— Pourquoi, Andrew ? Tu sais bien que Mère est complètement cinglée.
— Il n’en est rien, dit Ender d’un ton de reproche. Et même si c’était le cas… ce serait justement une bonne raison.
— Ce que Dieu a uni, aucun homme ne peut le désunir. Cela se respecte sur un plan philosophique, mais tu ne sais pas si… » Miro sentit une profonde lassitude l’envahir. Il n’arrivait pas à trouver ses mots, et se rendait compte que c’était parce qu’il essayait de dire à Ender ce qu’il éprouvait à être Miro Ribeira en cet instant. Miro n’avait jamais eu l’occasion de définir ses propres sentiments, encore moins de les exprimer. « Desculpa », murmura-t-il en portugais, car c’était là sa langue maternelle, la langue de ses émotions. Il se surprit à essuyer une larme sur sa joue. « Se nã poso mudar nem você, não que possa, nada. Si je ne peux même pas t’obliger à bouger, à changer, il n’y a rien que je puisse faire. »
« Nem eu ? lui fit écho Ender. Il n’y a pas dans tout l’univers quelqu’un d’aussi difficile à changer que moi, Miro.
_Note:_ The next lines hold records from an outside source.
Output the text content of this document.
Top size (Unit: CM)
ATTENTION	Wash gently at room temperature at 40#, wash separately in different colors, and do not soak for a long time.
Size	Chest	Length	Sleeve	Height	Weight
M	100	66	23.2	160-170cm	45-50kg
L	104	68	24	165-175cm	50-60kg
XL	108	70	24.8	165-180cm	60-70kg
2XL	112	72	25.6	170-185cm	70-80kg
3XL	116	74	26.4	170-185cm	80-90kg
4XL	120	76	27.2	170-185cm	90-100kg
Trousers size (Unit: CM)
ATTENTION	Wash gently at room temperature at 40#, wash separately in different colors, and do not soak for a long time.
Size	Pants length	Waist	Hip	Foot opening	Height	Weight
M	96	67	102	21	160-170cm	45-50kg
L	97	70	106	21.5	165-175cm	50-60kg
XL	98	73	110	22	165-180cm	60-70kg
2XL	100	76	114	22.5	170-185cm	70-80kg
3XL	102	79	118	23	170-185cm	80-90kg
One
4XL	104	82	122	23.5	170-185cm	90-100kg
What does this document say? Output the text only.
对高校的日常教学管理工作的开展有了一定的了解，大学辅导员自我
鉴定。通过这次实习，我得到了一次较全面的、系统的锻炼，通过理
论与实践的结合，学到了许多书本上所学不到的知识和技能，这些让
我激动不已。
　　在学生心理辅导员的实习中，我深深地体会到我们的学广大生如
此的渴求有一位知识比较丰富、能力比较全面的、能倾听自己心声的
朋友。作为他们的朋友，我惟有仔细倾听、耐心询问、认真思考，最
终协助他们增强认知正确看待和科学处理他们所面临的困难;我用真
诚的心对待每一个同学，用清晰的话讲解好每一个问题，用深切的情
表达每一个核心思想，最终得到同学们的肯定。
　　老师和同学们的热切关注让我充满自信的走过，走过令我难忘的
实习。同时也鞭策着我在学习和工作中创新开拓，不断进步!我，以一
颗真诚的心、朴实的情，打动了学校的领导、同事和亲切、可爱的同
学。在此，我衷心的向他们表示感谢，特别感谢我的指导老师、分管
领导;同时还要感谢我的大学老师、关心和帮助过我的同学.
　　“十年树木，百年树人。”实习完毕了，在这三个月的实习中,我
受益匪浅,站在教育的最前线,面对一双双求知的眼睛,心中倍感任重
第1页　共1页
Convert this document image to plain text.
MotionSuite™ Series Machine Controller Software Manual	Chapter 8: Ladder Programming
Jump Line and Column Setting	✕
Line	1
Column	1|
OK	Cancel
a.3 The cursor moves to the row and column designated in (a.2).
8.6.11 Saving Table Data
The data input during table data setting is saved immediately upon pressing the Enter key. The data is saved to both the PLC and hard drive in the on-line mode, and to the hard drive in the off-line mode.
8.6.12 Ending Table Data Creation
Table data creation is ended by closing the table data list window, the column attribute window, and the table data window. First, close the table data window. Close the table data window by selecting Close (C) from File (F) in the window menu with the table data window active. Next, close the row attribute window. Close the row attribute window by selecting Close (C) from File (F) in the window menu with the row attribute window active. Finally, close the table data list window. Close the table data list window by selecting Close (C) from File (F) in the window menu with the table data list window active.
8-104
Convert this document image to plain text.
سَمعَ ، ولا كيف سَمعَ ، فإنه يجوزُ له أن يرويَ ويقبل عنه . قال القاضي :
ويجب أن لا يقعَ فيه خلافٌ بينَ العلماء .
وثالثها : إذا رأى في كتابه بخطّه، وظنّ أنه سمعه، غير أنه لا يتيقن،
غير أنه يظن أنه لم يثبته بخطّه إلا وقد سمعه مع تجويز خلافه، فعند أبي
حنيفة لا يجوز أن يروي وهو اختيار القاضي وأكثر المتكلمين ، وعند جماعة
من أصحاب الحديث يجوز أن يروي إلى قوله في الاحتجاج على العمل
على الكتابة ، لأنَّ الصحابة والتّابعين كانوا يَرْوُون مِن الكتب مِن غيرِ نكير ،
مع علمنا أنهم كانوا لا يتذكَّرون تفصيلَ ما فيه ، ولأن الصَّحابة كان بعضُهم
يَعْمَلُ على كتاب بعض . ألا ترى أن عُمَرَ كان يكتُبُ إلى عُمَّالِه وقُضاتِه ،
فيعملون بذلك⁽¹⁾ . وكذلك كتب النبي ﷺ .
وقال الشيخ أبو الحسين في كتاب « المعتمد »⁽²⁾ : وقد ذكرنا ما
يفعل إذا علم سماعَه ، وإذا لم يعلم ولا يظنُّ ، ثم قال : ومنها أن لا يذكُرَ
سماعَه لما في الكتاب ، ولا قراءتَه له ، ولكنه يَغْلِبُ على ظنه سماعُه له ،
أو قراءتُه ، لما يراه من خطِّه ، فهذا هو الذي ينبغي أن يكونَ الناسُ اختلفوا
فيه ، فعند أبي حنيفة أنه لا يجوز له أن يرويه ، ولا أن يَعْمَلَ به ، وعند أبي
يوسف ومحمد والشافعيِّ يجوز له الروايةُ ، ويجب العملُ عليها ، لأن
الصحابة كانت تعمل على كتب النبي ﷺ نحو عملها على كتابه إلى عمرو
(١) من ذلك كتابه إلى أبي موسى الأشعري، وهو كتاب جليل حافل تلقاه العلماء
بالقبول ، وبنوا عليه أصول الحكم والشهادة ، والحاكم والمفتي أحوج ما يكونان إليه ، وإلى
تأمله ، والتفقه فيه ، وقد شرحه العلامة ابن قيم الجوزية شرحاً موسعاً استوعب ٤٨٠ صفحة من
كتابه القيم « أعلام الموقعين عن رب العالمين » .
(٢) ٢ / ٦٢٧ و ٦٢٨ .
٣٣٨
— Mère y a réussi. Elle t’a changé.
— Non. Elle s’est contentée de me laisser être celui que je voulais et avais besoin d’être. Comme en ce moment, Miro. Je ne peux pas rendre tout le monde heureux. Je ne peux pas me rendre heureux, je ne fais pas grand-chose pour toi, et quant aux problèmes majeurs, je ne vaux pas grand-chose de ce côté-là non plus. Mais peut-être puis-je rendre ta mère heureuse, ou un peu plus heureuse qu’elle ne l’est, du moins pendant quelque temps. En tout cas je peux essayer. » Il prit les mains de Miro et les pressa contre son visage. Elles étaient humides lorsqu’il les retira.
Miro suivit Ender du regard alors qu’il se levait du banc pour marcher vers le soleil à travers le verger baigné de lumière. C’est certainement à cela qu’Adam aurait ressemblé s’il n’avait pas goûté au fruit défendu, pensa Miro. S’il était resté indéfiniment dans le jardin d’Éden. Ender a survolé la vie pendant trois mille ans. C’est à ma mère qu’il s’est enfin accroché. J’ai passé toute mon enfance à essayer de me libérer de son emprise, et voilà qu’il débarque, décide de s’attacher à elle et…
Et moi, à quoi est-ce que je m’accroche, sinon à lui ? Lui dans la peau d’une femme. Lui avec une poignée de cheveux sur une table de cuisine.
Miro allait se lever à son tour du banc lorsque Ender se retourna subitement et agita un bras pour attirer son attention. Miro s’avança vers lui, mais Ender ne l’attendit pas ; il plaça ses mains autour de la bouche et cria : « Demande à Jane ! Si elle peut faire quelque chose ! Si elle sait comment faire ! Elle peut prendre ce corps ! »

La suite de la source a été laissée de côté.